Por esse motivo, Ikaris voltou à única oficina da vila e roubou um pequeno machado de pedra rachado, bem como uma faca de osso que estava quase intacta, mas havia perdido a maior parte do fio. Seguindo seu exemplo, Ellie pegou o pequeno martelo de pedra e uma pedra afiada.
Com um rosto sombrio, o adolescente engoliu em seco ansiosamente, então reuniu toda a sua coragem e se aventurou na selva.
Ele não foi longe. Assim que entrou na selva, parou no primeiro arbusto e quebrou um grande galho que servia de bastão com alguns ajustes. Por causa de seus ferimentos e cansaço, ele teve que descansar por alguns minutos para recuperar o fôlego após esse esforço.
Ele então cortou a ponta do bastão com alguns golpes hábeis, transformando seu galho de cerca de 1,2 m em uma lança arcaica. Inspirada e admirada, Ellie tentou fazer o mesmo, mas seu trabalho acabado acabou sendo bastante inferior.
“Por que minha lança parece tão ruim?

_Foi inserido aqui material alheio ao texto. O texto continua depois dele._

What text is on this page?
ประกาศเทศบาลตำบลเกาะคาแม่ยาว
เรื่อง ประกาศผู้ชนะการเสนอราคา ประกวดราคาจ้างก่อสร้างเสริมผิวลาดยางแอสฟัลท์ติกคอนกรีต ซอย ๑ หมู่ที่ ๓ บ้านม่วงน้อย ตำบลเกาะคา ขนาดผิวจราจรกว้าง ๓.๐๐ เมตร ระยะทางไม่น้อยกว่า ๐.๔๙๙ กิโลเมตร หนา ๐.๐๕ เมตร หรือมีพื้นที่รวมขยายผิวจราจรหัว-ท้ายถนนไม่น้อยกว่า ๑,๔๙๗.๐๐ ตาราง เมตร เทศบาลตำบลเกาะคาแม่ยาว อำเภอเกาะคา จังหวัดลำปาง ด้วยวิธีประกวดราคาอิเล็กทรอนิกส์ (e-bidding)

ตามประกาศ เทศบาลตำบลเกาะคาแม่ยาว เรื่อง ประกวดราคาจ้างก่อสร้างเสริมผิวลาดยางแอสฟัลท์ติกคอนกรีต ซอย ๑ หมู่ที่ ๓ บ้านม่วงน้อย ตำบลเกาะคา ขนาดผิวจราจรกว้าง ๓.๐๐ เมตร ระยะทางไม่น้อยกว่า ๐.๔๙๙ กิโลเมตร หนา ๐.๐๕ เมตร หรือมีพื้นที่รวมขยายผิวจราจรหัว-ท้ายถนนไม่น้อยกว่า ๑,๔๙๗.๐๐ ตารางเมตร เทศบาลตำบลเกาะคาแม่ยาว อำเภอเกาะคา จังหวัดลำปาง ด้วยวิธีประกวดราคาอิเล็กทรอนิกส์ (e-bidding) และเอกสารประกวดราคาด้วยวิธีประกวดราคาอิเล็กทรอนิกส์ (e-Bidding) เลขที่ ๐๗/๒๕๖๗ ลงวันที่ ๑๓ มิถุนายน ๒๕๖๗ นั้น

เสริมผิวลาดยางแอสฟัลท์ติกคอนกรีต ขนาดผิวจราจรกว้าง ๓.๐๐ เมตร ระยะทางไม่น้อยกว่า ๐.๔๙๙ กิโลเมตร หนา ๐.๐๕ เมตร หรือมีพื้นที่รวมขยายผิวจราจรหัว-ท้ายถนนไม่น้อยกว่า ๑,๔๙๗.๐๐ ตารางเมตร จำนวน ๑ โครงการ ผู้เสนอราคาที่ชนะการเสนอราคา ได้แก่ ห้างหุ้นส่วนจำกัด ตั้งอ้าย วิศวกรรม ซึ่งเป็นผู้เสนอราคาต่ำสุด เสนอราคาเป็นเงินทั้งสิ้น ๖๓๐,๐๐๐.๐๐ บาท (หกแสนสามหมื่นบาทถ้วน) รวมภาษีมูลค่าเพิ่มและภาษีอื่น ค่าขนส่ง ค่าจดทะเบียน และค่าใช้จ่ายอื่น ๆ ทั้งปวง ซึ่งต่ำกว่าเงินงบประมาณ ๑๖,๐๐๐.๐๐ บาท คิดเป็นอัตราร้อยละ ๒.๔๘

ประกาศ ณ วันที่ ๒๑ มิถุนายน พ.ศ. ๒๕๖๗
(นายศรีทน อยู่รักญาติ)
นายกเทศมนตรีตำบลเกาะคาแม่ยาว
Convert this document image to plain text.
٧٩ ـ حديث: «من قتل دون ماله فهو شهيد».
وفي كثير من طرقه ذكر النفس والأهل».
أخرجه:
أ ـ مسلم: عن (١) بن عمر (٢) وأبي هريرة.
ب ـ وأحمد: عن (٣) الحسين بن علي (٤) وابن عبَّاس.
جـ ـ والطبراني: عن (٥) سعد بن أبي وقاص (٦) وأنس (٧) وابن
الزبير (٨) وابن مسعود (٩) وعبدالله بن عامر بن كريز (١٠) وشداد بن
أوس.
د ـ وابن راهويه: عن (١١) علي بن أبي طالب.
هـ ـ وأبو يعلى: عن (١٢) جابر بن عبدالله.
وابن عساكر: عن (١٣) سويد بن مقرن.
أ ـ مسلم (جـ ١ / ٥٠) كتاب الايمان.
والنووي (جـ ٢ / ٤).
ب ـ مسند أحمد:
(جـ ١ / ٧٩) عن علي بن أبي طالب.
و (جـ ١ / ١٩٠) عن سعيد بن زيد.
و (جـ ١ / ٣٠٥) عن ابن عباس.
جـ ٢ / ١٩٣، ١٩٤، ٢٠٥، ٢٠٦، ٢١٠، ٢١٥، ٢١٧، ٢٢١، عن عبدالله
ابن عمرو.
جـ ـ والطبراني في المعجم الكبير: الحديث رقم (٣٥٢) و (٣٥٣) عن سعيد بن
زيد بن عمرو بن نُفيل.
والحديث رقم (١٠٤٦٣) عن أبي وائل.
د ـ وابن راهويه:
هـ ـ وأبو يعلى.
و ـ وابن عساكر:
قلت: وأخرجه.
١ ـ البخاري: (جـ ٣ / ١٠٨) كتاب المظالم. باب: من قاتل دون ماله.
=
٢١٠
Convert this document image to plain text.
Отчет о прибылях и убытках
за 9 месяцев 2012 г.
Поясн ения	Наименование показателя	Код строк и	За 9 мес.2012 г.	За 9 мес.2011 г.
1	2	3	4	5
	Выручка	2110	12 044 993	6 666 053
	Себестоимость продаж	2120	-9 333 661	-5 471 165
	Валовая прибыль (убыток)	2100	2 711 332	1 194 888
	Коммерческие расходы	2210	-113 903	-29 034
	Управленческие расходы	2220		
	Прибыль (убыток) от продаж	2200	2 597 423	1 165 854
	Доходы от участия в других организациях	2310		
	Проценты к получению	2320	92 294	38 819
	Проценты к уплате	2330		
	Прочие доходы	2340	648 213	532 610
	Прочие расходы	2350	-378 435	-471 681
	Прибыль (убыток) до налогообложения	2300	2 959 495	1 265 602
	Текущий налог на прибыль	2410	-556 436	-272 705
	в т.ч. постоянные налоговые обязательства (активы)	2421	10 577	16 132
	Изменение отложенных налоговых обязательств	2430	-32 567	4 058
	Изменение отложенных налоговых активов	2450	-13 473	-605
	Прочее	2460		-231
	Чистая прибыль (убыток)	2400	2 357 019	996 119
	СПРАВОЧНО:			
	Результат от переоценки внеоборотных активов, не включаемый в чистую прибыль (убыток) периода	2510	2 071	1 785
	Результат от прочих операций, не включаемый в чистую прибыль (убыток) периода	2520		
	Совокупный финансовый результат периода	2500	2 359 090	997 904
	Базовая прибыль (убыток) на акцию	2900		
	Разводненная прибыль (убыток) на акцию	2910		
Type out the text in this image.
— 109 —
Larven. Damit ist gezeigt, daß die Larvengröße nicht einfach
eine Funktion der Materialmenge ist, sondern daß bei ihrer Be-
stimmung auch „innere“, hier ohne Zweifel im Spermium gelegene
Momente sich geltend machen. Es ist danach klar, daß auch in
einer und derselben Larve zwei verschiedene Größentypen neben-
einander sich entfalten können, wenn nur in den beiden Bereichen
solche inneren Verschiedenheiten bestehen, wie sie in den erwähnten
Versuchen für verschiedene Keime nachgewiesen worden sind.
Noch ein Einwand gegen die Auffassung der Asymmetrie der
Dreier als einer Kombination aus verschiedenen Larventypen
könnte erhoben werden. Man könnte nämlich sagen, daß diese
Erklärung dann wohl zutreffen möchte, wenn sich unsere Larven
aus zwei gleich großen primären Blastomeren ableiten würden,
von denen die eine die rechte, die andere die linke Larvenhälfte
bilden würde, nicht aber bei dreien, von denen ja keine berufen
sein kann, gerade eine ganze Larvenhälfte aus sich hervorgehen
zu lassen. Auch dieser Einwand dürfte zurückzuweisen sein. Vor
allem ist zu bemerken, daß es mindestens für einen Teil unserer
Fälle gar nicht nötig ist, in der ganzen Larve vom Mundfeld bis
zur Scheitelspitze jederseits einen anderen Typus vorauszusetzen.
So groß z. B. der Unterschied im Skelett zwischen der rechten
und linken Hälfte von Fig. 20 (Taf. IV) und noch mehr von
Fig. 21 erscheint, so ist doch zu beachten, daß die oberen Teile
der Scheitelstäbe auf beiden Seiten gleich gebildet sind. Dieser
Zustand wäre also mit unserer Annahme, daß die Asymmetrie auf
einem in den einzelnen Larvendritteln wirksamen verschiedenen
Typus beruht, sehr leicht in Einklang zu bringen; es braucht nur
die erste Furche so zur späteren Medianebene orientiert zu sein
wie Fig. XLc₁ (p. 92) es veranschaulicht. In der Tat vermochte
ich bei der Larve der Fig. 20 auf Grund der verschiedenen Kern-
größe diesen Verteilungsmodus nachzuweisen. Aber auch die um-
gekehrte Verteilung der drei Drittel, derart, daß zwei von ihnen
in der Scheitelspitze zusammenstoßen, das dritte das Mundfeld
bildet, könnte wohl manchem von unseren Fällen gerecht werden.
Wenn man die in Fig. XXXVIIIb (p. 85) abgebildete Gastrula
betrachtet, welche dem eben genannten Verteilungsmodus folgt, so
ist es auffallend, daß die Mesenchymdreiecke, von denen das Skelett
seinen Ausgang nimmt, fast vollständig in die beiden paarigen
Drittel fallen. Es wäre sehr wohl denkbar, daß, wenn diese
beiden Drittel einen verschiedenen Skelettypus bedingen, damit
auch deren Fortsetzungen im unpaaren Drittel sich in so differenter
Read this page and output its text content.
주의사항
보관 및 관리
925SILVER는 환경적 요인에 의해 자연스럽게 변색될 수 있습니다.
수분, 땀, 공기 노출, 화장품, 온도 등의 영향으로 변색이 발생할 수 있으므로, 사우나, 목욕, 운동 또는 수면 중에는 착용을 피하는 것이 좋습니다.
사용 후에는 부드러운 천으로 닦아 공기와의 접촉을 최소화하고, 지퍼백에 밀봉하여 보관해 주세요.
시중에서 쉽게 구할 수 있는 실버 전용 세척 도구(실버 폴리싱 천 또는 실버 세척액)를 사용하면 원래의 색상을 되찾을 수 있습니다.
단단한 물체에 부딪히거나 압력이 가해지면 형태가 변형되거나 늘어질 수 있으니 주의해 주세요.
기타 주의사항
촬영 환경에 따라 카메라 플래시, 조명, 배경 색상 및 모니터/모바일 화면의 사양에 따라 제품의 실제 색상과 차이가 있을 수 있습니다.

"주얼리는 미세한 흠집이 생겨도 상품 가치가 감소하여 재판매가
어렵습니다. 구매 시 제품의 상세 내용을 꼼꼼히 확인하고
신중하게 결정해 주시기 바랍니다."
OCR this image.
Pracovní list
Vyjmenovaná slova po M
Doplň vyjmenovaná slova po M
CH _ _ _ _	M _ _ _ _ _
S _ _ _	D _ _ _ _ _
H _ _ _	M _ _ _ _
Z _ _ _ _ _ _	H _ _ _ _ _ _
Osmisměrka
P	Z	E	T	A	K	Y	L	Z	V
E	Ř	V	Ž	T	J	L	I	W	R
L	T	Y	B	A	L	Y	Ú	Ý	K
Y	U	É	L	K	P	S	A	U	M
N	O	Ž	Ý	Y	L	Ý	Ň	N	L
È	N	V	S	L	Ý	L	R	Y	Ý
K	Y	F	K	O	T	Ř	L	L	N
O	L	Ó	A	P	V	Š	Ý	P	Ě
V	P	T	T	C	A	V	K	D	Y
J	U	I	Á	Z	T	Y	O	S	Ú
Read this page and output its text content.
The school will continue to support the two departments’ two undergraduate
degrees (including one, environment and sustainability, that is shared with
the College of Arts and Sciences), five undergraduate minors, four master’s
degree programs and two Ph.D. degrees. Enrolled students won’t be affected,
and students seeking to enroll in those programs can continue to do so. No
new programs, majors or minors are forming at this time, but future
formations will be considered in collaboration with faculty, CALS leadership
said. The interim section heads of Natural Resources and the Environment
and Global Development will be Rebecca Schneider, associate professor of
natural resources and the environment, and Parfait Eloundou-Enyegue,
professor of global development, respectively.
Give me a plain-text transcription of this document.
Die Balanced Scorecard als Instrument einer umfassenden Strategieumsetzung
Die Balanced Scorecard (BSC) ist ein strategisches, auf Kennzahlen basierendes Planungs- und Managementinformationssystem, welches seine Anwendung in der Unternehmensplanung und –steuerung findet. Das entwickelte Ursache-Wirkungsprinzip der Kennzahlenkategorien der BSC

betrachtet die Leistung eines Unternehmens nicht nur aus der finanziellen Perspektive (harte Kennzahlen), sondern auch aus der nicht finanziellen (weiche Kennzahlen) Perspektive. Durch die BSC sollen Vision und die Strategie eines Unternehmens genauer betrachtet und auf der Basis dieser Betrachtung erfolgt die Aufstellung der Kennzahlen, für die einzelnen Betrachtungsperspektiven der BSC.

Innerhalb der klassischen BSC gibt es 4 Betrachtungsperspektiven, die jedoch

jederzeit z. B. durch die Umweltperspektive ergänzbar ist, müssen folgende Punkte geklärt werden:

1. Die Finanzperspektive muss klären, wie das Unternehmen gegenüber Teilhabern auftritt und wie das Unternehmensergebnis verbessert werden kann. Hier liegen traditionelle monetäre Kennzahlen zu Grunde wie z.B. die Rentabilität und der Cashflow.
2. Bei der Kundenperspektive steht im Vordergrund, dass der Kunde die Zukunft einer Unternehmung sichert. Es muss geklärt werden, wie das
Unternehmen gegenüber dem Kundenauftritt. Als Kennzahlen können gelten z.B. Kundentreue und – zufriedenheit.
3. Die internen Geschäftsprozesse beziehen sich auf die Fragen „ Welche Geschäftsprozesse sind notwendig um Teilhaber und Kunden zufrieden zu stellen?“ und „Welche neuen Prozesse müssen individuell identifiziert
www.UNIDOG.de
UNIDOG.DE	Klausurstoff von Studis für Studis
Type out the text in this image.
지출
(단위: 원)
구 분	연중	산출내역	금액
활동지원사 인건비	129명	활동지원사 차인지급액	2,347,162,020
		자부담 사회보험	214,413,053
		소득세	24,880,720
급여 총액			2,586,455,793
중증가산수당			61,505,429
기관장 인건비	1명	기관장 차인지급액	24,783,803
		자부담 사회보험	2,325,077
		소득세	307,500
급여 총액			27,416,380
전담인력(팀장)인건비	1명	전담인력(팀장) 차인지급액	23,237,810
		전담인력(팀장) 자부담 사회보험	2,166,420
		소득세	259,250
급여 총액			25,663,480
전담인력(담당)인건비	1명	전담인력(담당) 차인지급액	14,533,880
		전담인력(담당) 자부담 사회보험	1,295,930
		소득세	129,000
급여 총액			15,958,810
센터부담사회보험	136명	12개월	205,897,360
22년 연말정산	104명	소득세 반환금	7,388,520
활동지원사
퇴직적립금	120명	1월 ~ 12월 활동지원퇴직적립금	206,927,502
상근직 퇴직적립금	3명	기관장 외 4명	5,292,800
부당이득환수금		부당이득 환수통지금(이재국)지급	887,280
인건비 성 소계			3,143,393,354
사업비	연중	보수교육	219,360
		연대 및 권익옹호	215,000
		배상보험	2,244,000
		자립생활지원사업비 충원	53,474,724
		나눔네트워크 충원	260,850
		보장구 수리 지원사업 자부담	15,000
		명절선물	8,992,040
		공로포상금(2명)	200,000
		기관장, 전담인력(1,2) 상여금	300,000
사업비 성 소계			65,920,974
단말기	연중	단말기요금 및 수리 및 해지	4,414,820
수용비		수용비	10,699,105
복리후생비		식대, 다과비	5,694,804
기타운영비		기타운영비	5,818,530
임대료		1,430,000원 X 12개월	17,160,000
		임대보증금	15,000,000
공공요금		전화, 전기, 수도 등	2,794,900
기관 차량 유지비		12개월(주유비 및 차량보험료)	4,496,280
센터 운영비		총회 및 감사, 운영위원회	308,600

Parece que você fez isso a vida inteira…” A universitária resmungou em tom de ciúmes.
“Eu sou apenas bom com minhas mãos.” Ikaris respondeu evasivamente enquanto empunhava atentamente sua nova arma.
Ele praticou alguns movimentos que sentiu que seriam adequados para lidar com um animal ou ataque humano, mas novamente depois de alguns movimentos ele se viu ofegante de suor.
‘Se eu for atacado, só terei uma chance.’ Ele suspirou desanimado.
“Você está bem?” Ellie perguntou, dando-lhe um olhar preocupado.
“Tenho que estar.”
A passos de tartaruga, por precaução, mas principalmente por causa dos ferimentos de Ikaris, o casal seguiu em direção ao lago. No caminho, encontraram três outros aldeões. Um deles procurava tubérculos em vão, enquanto os outros dois apanhavam formigas uma a uma de um formigueiro movimentado.
Cerca de 45 minutos depois, eles finalmente chegaram à lagoa, mas quando viram a água esverdeada, rançosa e com cheiro de algas marinhas, suas expressões ficaram feias.
“Para o inferno com isso! Esses retardados realmente bebem essa porcaria? Esqueça a Centelha, é um milagre que eles ainda estejam vivos.” Ikaris amaldiçoou a plenos pulmões, perdendo sua compostura real pela primeira vez.
Ellie também estava terrivelmente pálida.
Enquanto eles se perguntavam se realmente teriam que beber aquela água suja, o arbusto atrás deles começou a farfalhar, fazendo-os se virarem com um sobressalto.
Um segundo depois, uma horrenda criatura humanoide de quase um metro de altura armada com uma clava de madeira emergiu do mato e assim que seus olhos esbugalhados pousaram sobre eles, seu corpo congelou.
Eles tinham acabado de conhecer seu primeiro goblin.